There are three basic forms of passive transport through the membrane:

Diffusion - Using the inherent Brownian motion of molecules, chemicals move from points of high concentration to points of low concentration.

Every chemical has a unique concentration gradient.
The concentration gradient of one molecule will not interfer with the concentration gradient of another molecule.
What interfers is the ability to move across the cellular membrane (phospholipid bilayer).
Molecules with high polarity, ions, and large molecules are excluded by the phospholipid tails, and thus can not cross.
Water*, CO₂, O₂, and nonpolar compounds (lipids) can cross though diffusion.
Water moves through very slowly; water moves across more readily due to porins (protein pores) possessed by cells to make sure water and small polar compounds can cross readily.

Osmosis - The movement of water across a selectively permeable membrane.

Water goes to where the party is, meaning it will move to a compartment that has a higher solute concentration.
Since we are talking about two fluid compartments on either side of a membrane, we are ultimately talking about relative solute concentrations.
REMEMBER: you are looking at two fluid compartments, so when we are looking at osmosis, we are discussing the movement of water across a selectively permeable membrane from one fluid compartment to a second fluid compartment.
In biology we always use the inside of the cell as our reference, so:
- An isotonic fluid has the same solute concentration as the inside of the cell.
- A hypertonic solution has a solute concentration that is higher than the solute concentration inside the cell.
- A hypotonic solution has a solute concentration that is lower than the solute concentration inside the cell.

Remember that we are looking at solute concentrations, not the concentration of a single chemical.
- Diffusion gradients are specific for each chemical.
- Osmosis is determined by total solute concentration on each side of a selectively permeable membrane.

Facilitated Diffusion - Ultimately, this is diffusion, but the cell has had to provide a passage for the chemical.
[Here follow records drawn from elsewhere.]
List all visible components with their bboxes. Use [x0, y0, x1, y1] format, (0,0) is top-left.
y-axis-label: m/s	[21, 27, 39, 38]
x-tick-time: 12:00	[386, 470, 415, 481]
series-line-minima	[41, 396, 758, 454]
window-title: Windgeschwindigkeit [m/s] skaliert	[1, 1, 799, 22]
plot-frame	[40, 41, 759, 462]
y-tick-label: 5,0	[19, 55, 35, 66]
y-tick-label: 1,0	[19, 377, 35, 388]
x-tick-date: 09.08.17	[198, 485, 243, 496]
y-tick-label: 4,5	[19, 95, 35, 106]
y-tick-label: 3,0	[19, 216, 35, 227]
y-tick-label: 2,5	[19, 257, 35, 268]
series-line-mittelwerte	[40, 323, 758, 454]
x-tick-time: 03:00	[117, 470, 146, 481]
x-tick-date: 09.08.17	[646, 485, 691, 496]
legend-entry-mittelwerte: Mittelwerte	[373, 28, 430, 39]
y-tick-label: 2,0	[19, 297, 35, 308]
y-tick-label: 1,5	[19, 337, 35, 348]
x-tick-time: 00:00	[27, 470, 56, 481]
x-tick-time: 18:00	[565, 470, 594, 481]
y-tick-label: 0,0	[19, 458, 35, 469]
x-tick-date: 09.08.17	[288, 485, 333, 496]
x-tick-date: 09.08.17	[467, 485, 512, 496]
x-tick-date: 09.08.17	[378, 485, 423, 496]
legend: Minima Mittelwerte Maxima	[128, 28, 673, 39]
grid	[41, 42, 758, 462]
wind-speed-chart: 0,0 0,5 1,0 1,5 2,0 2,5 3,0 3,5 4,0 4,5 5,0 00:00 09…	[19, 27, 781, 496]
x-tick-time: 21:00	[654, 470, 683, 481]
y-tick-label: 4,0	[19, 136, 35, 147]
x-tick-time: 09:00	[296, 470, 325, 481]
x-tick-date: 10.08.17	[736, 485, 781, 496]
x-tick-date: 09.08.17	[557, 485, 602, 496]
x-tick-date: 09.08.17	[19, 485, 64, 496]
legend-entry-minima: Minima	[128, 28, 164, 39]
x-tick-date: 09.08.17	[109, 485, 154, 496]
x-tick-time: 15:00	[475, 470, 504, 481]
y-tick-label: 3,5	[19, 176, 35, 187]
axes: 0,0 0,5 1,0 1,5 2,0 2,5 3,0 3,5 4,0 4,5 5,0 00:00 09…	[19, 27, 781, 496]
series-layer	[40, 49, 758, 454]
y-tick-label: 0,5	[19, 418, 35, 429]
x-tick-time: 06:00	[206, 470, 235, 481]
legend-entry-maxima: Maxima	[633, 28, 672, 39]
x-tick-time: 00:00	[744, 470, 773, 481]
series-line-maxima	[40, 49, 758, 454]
So, this only applies to chemicals that can not normally pass through the phospholipid bilayer.

The cell provides a protein channel or pore for the chemical to pass through.
Each channel or pore is specific to a single chemical or set of chemicals.
Since this is an protein (enzyme) mediated action, the ability to transport follows standard enzyme kinetics.
The core idea about facilitated diffusion following enzyme kinetics is that diffusion becomes limited by the number of channels or pore available.
Note: You will generally build up a large concentration of a compound on one side of the membrane. We will refer to this as a steep gradient (high on one side, low on the other).
The facilitator proteins will allow molecules from the HIGH side to move toward the LOW side; hence the use of the word diffusion.
Rarely will the channel or pore (facilitator) allow transport in the reverse direction for the same ion.
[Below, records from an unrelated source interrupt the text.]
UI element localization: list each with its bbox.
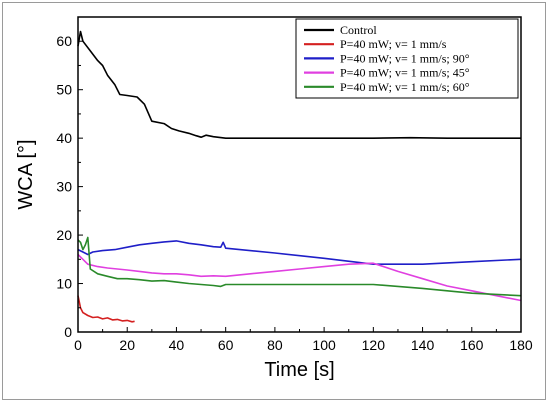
x-tick-label: 120 <box>362 337 386 353</box>
legend-entry-label: Control <box>340 23 377 37</box>
y-tick-label: 0 <box>64 324 72 340</box>
tick-layer: 0 20 40 60 80 100 120 140 160 180 0 10 20 30 40 50 60 <box>56 33 532 353</box>
legend-entry-label: P=40 mW; v= 1 mm/s; 45° <box>340 66 470 80</box>
series-line-4 <box>77 253 522 302</box>
y-tick-label: 40 <box>56 130 72 146</box>
x-tick-label: 100 <box>312 337 336 353</box>
series-layer <box>77 30 522 323</box>
series-line-1 <box>77 30 521 139</box>
y-tick-label: 60 <box>56 33 72 49</box>
x-tick-label: 0 <box>74 337 82 353</box>
x-axis-label: Time [s] <box>264 359 334 381</box>
legend-entry-label: P=40 mW; v= 1 mm/s; 60° <box>340 80 470 94</box>
y-tick-label: 30 <box>56 179 72 195</box>
y-tick-label: 20 <box>56 227 72 243</box>
y-axis-label: WCA [°] <box>15 139 37 209</box>
legend-entry-label: P=40 mW; v= 1 mm/s; 90° <box>340 51 470 65</box>
series-line-3 <box>77 240 522 265</box>
y-tick-label: 50 <box>56 82 72 98</box>
x-tick-label: 80 <box>267 337 283 353</box>
x-tick-label: 140 <box>411 337 435 353</box>
x-tick-label: 160 <box>460 337 484 353</box>
x-tick-label: 180 <box>509 337 533 353</box>
x-tick-label: 40 <box>169 337 185 353</box>
legend-entry-label: P=40 mW; v= 1 mm/s <box>340 37 447 51</box>
series-line-5 <box>77 236 522 297</box>
series-line-2 <box>77 295 135 323</box>
y-tick-label: 10 <box>56 276 72 292</box>
x-tick-label: 60 <box>218 337 234 353</box>
x-tick-label: 20 <box>119 337 135 353</box>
In each case, the cell does not need to expend energy to move the chemical across the membrane. The motive force is built in to the chemical gradients. Remember, the cell membrane is going to provide an internal vs. an external space (compartment). Each side of the membrane will have a unique chemical profile. As such, there will be concentration gradients across the membrane.

Osmosis Movie

Important Memes

Occassionly, there will be a phrase that I want you to remember to help you as you move through biology.

Water goes to where the party is! (This is a great way to remember in what direction water will flow across a selectively permeable membrane in response to changes in osmolarity, aka, solute concentration).
The phospholipid bilayer establishes the structure of the membranes, but the proteins provide the function. (The proteins embedded in the membrane will determine the functional capabilities of the membrane).
When something is added to a protein, the protein changes shape.

Daily Challenge: Passive transport

In your own words, describe passive transport. Concentrate on osmosis and facilitated diffusion by providing an example that illustrates each action. Make sure you use an example that uses a cell (not beakers, flasks, etc...).